Conservatives in Congress and the Bush administration argue that giving the federal government the authority to negotiate directly with prescription drug companies will somehow be unfair to big pharmaceutical companies given the buying clout of the Medicare program. And Senate conservatives are so worried about the drug manufacturers that they may prevent the Senate from even debating this idea.
But getting the best price due to volume purchases is what free markets are all about.
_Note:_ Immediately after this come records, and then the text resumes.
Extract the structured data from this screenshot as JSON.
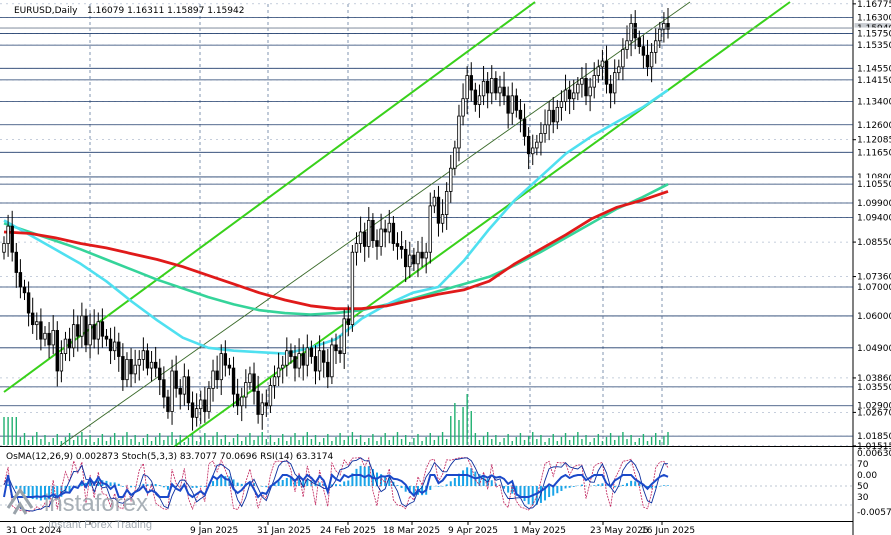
{
  "header": {
    "symbol": "EURUSD,Daily",
    "ohlc": "1.16079 1.16311 1.15897 1.15942",
    "oscillators": "OsMA(12,26,9) 0.002873  Stoch(5,3,3) 83.7077 70.0696  RSI(14) 63.3174"
  },
  "watermark": {
    "brand": "instaforex",
    "tagline": "Instant Forex Trading"
  },
  "colors": {
    "candle": "#000000",
    "ema_red": "#e01a1a",
    "ema_green": "#35d49a",
    "ema_cyan": "#4fe0f0",
    "channel": "#39d11b",
    "grid": "#2f4f7f",
    "level_line": "#1e3b6b",
    "histogram_main": "#20b070",
    "osma_bar": "#1aa4e8",
    "stoch_main": "#0b2e9e",
    "stoch_signal": "#c0225b",
    "rsi": "#1b49c9"
  },
  "chart_data": {
    "type": "candlestick",
    "ylim": [
      1.0151,
      1.1677
    ],
    "x_tick_labels": [
      "31 Oct 2024",
      "9 Jan 2025",
      "31 Jan 2025",
      "24 Feb 2025",
      "18 Mar 2025",
      "9 Apr 2025",
      "1 May 2025",
      "23 May 2025",
      "16 Jun 2025"
    ],
    "y_tick_labels": [
      "1.16775",
      "1.16300",
      "1.15940",
      "1.15750",
      "1.15350",
      "1.14550",
      "1.14150",
      "1.13400",
      "1.12600",
      "1.12085",
      "1.11650",
      "1.10800",
      "1.10550",
      "1.09900",
      "1.09400",
      "1.08550",
      "1.07360",
      "1.07000",
      "1.06000",
      "1.04900",
      "1.03860",
      "1.03550",
      "1.02900",
      "1.02670",
      "1.01850",
      "1.01515"
    ],
    "key_levels": [
      1.163,
      1.1594,
      1.1575,
      1.1535,
      1.1455,
      1.1415,
      1.134,
      1.126,
      1.1165,
      1.108,
      1.1055,
      1.099,
      1.094,
      1.07,
      1.06,
      1.049,
      1.0355,
      1.029,
      1.0185
    ],
    "current_price": 1.15942,
    "last_candle": {
      "open": 1.16079,
      "high": 1.16311,
      "low": 1.15897,
      "close": 1.15942
    },
    "closes": [
      1.085,
      1.091,
      1.082,
      1.075,
      1.07,
      1.068,
      1.061,
      1.057,
      1.058,
      1.052,
      1.054,
      1.05,
      1.055,
      1.041,
      1.047,
      1.052,
      1.049,
      1.057,
      1.053,
      1.06,
      1.05,
      1.057,
      1.052,
      1.058,
      1.053,
      1.052,
      1.048,
      1.051,
      1.046,
      1.038,
      1.045,
      1.04,
      1.043,
      1.045,
      1.048,
      1.042,
      1.044,
      1.042,
      1.038,
      1.032,
      1.027,
      1.041,
      1.035,
      1.033,
      1.039,
      1.03,
      1.025,
      1.028,
      1.031,
      1.027,
      1.035,
      1.041,
      1.038,
      1.047,
      1.043,
      1.042,
      1.033,
      1.029,
      1.032,
      1.037,
      1.04,
      1.034,
      1.026,
      1.03,
      1.029,
      1.036,
      1.039,
      1.042,
      1.043,
      1.048,
      1.046,
      1.042,
      1.047,
      1.043,
      1.049,
      1.046,
      1.041,
      1.048,
      1.044,
      1.039,
      1.05,
      1.048,
      1.047,
      1.059,
      1.057,
      1.082,
      1.085,
      1.089,
      1.084,
      1.093,
      1.086,
      1.084,
      1.09,
      1.089,
      1.092,
      1.085,
      1.084,
      1.083,
      1.077,
      1.081,
      1.078,
      1.082,
      1.08,
      1.082,
      1.098,
      1.101,
      1.092,
      1.095,
      1.103,
      1.111,
      1.118,
      1.129,
      1.135,
      1.143,
      1.138,
      1.133,
      1.136,
      1.141,
      1.137,
      1.142,
      1.137,
      1.139,
      1.136,
      1.13,
      1.136,
      1.131,
      1.128,
      1.122,
      1.116,
      1.118,
      1.12,
      1.123,
      1.126,
      1.131,
      1.127,
      1.132,
      1.134,
      1.138,
      1.135,
      1.137,
      1.14,
      1.142,
      1.136,
      1.139,
      1.143,
      1.146,
      1.148,
      1.14,
      1.137,
      1.144,
      1.146,
      1.152,
      1.155,
      1.161,
      1.156,
      1.153,
      1.15,
      1.146,
      1.151,
      1.155,
      1.159,
      1.161,
      1.159
    ],
    "ema_red": [
      1.089,
      1.0885,
      1.087,
      1.085,
      1.0835,
      1.0815,
      1.0795,
      1.077,
      1.074,
      1.071,
      1.068,
      1.0655,
      1.0635,
      1.0625,
      1.0625,
      1.0635,
      1.0655,
      1.0675,
      1.069,
      1.072,
      1.078,
      1.083,
      1.088,
      1.0935,
      1.0975,
      1.1,
      1.103
    ],
    "ema_green": [
      1.092,
      1.089,
      1.086,
      1.083,
      1.0795,
      1.076,
      1.0725,
      1.0695,
      1.0665,
      1.064,
      1.062,
      1.061,
      1.0605,
      1.061,
      1.062,
      1.064,
      1.066,
      1.0685,
      1.071,
      1.0735,
      1.0775,
      1.082,
      1.087,
      1.092,
      1.097,
      1.101,
      1.1055
    ],
    "ema_cyan": [
      1.093,
      1.088,
      1.083,
      1.078,
      1.072,
      1.065,
      1.0585,
      1.0525,
      1.049,
      1.048,
      1.0475,
      1.047,
      1.049,
      1.052,
      1.059,
      1.064,
      1.068,
      1.07,
      1.079,
      1.09,
      1.1,
      1.108,
      1.116,
      1.122,
      1.127,
      1.132,
      1.138
    ],
    "channel_upper": [
      [
        0,
        1.037
      ],
      [
        175,
        1.168
      ]
    ],
    "channel_lower": [
      [
        36,
        1.0151
      ],
      [
        175,
        1.168
      ]
    ],
    "channel_mid": [
      [
        13,
        1.0151
      ],
      [
        175,
        1.1677
      ]
    ],
    "osma_axis": {
      "top": "0.006303",
      "zero": "0.00",
      "bottom": "-0.005702",
      "stoch_levels": [
        "70",
        "50",
        "30"
      ]
    }
  }
}
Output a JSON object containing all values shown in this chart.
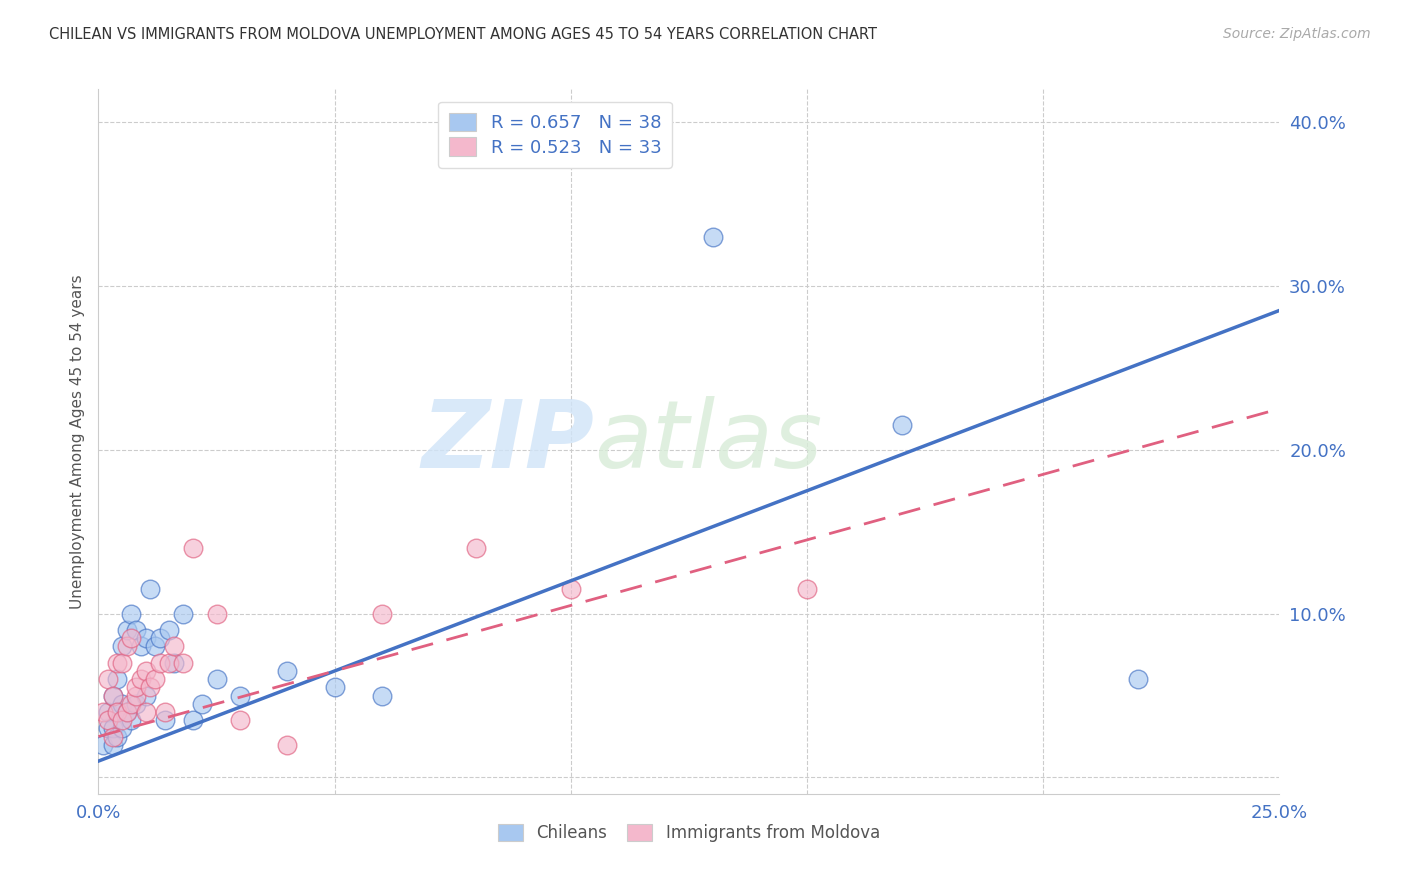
{
  "title": "CHILEAN VS IMMIGRANTS FROM MOLDOVA UNEMPLOYMENT AMONG AGES 45 TO 54 YEARS CORRELATION CHART",
  "source": "Source: ZipAtlas.com",
  "ylabel": "Unemployment Among Ages 45 to 54 years",
  "xlim": [
    0.0,
    0.25
  ],
  "ylim": [
    -0.01,
    0.42
  ],
  "xticks": [
    0.0,
    0.05,
    0.1,
    0.15,
    0.2,
    0.25
  ],
  "yticks": [
    0.0,
    0.1,
    0.2,
    0.3,
    0.4
  ],
  "ytick_labels": [
    "",
    "10.0%",
    "20.0%",
    "30.0%",
    "40.0%"
  ],
  "xtick_labels": [
    "0.0%",
    "",
    "",
    "",
    "",
    "25.0%"
  ],
  "blue_R": "0.657",
  "blue_N": "38",
  "pink_R": "0.523",
  "pink_N": "33",
  "blue_color": "#a8c8f0",
  "pink_color": "#f4b8cc",
  "blue_line_color": "#4472c4",
  "pink_line_color": "#e06080",
  "watermark_zip": "ZIP",
  "watermark_atlas": "atlas",
  "chileans_label": "Chileans",
  "moldova_label": "Immigrants from Moldova",
  "blue_scatter_x": [
    0.001,
    0.002,
    0.002,
    0.003,
    0.003,
    0.003,
    0.004,
    0.004,
    0.004,
    0.005,
    0.005,
    0.005,
    0.006,
    0.006,
    0.007,
    0.007,
    0.008,
    0.008,
    0.009,
    0.01,
    0.01,
    0.011,
    0.012,
    0.013,
    0.014,
    0.015,
    0.016,
    0.018,
    0.02,
    0.022,
    0.025,
    0.03,
    0.04,
    0.05,
    0.06,
    0.13,
    0.17,
    0.22
  ],
  "blue_scatter_y": [
    0.02,
    0.03,
    0.04,
    0.02,
    0.03,
    0.05,
    0.025,
    0.04,
    0.06,
    0.03,
    0.045,
    0.08,
    0.04,
    0.09,
    0.035,
    0.1,
    0.045,
    0.09,
    0.08,
    0.05,
    0.085,
    0.115,
    0.08,
    0.085,
    0.035,
    0.09,
    0.07,
    0.1,
    0.035,
    0.045,
    0.06,
    0.05,
    0.065,
    0.055,
    0.05,
    0.33,
    0.215,
    0.06
  ],
  "pink_scatter_x": [
    0.001,
    0.002,
    0.002,
    0.003,
    0.003,
    0.004,
    0.004,
    0.005,
    0.005,
    0.006,
    0.006,
    0.007,
    0.007,
    0.008,
    0.008,
    0.009,
    0.01,
    0.01,
    0.011,
    0.012,
    0.013,
    0.014,
    0.015,
    0.016,
    0.018,
    0.02,
    0.025,
    0.03,
    0.04,
    0.06,
    0.08,
    0.1,
    0.15
  ],
  "pink_scatter_y": [
    0.04,
    0.035,
    0.06,
    0.025,
    0.05,
    0.04,
    0.07,
    0.035,
    0.07,
    0.04,
    0.08,
    0.045,
    0.085,
    0.05,
    0.055,
    0.06,
    0.04,
    0.065,
    0.055,
    0.06,
    0.07,
    0.04,
    0.07,
    0.08,
    0.07,
    0.14,
    0.1,
    0.035,
    0.02,
    0.1,
    0.14,
    0.115,
    0.115
  ],
  "blue_line_x0": 0.0,
  "blue_line_y0": 0.01,
  "blue_line_x1": 0.25,
  "blue_line_y1": 0.285,
  "pink_line_x0": 0.0,
  "pink_line_y0": 0.025,
  "pink_line_x1": 0.25,
  "pink_line_y1": 0.225
}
The federal government launched the Medicare outpatient prescription drug benefit in January, 2005, and now buys medications for almost 24 million people. With this kind of buying power, the federal government should get a really good price—probably the lowest price possible—for the amount of drugs it buys.
Yet the program’s current structure prevents Medicare from obtaining the best possible prices for prescription drugs, even though high drug costs were the impetus for the benefit in the first place.
The current drug purchasing system ignores the market power and administrative efficiency that the federal government could wield as a large purchaser. It instead depends on thousands of stand-alone drug plans and health maintenance organizations to separately negotiate with each and every drug manufacturer, shattering the pricing clout that Medicare would have brought to bear on prices as the single largest prescription-drug purchaser in the United States.
We are in this situation because the current Medicare drug law prohibits Medicare from “interfering” in the price negotiations between drug-plan sponsors and drugmakers – language that prohibits Medicare from negotiating prescription drug prices itself. In essence, current law leaves Medicare without the power to do much about high or unfair drug prices. That’s what the Senate proposal would change.
By repealing the “non-interference” clause, the Senate would also allow the Medicare program to take various steps to hold down drug prices. For example, Medicare could directly participate in the negotiations between plans and drug makers, or it could set guidelines for these negotiations. Plans could also try to obtain better drug prices than those negotiated by the Secretary through independent negotiations.
But right now, it looks like the Senate won’t have a chance to debate, much less vote on, the wisdom of removing the “non-interference” clause. Conservatives are poised to block Senate debate by uniting on a procedural vote sometime today. If they succeed, we will lose the opportunity to take control of drug prices under the Medicare program – and conservatives won’t even have had to cast a “no” vote. The drug manufacturers will be relieved.